Putting it into perspective, think of a shop worker who feels overwhelmed by their workload, yet doesn’t feel supported by their manager to discuss the problems they’re facing. In this type of situation, their workload may be affecting their physical and mental health and they may not even be able to take their scheduled breaks. This lack of work-life balance causes the worker to feel demotivated, stressed, and fatigued, and may even cause near-misses or accidents on the shop floor.

In addition to improving the way work is done, such as workload management and proper allocation of resources, work-life balance initiatives should consist of benefits, policies, and programs that allow workers to disconnect from work. They can include parental and family leave policies, fitness membership reimbursement, employee assistance programs, and training.

With the guidance and necessary support from the employer, these types of programs can be implemented and maintained by any number of workers, including members of a health and safety committee, human resources, or a worker who’s been appointed as a healthy workplace champion.

But remember, because every organization is unique and has its own set of requirements and needs, starting a work-life balance program requires more than a one-size-fits-all approach.

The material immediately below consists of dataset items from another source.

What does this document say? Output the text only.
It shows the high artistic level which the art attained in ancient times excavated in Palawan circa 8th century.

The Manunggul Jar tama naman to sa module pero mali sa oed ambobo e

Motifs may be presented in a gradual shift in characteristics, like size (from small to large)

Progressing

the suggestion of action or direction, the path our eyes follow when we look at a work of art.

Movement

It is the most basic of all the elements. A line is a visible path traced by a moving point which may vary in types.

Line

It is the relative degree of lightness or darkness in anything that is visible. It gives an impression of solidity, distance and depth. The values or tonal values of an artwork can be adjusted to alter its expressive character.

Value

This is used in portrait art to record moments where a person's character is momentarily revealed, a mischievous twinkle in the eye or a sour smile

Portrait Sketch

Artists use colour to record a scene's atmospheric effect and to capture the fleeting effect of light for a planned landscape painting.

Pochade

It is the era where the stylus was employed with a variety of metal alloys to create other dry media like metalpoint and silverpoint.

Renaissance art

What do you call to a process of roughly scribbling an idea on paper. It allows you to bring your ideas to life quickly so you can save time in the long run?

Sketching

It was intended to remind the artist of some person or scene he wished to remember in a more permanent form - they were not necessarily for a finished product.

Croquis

When starting a program, work from the ground up. This involves asking questions, getting support, planning, and monitoring along the way. These five steps are a good place to start:

1. Assess. Survey and observe workers, supervisors, and managers to assess their needs and current situations. Ask them about any needs and concerns they may have about their roles. In this way, you get to the root of their problems and can provide tailored programs to reduce workplace stress. Depending on what you find, your workplace might explore initiatives like educational workshops on stress relief and nutrition, external training opportunities, and formal disconnect policies.

2. Get Support. There’s no “I” in team, and it’s no different for health and safety. When implementing work-life balance initiatives, make sure you have support from all levels of the organization. To do this, you’ll want to educate team members on the benefits, challenges, and objectives.

3. Be Clear. Explain how hours, productivity, and deadlines will be checked, and address fears and apprehension expressed by workers and managerial teams. Be sure that workload problems are resolved and set realistic targets.

4. Be Comprehensive. Create very detailed policies and guidelines. You’ll want to clearly state the who, what, where, why, and how of your plan, and its effects on workers. For example, how does a new policy affect vacation time, shift work, and overtime?

5. Test and Monitor. Don’t worry about going all in right away. Consider initiating a trial period to see what’s working. To do that, ask questions, launch surveys, and act on recommendations with the necessary adjustments.

When health promotion supports and programs are in place, everyone benefits. Shops will see improved morale, fewer injuries, less absenteeism, and better working relationships between colleagues. It’s benefits like these that remind us that work-life balance shouldn’t be seen just as a workplace perk, it should be treated as a priority.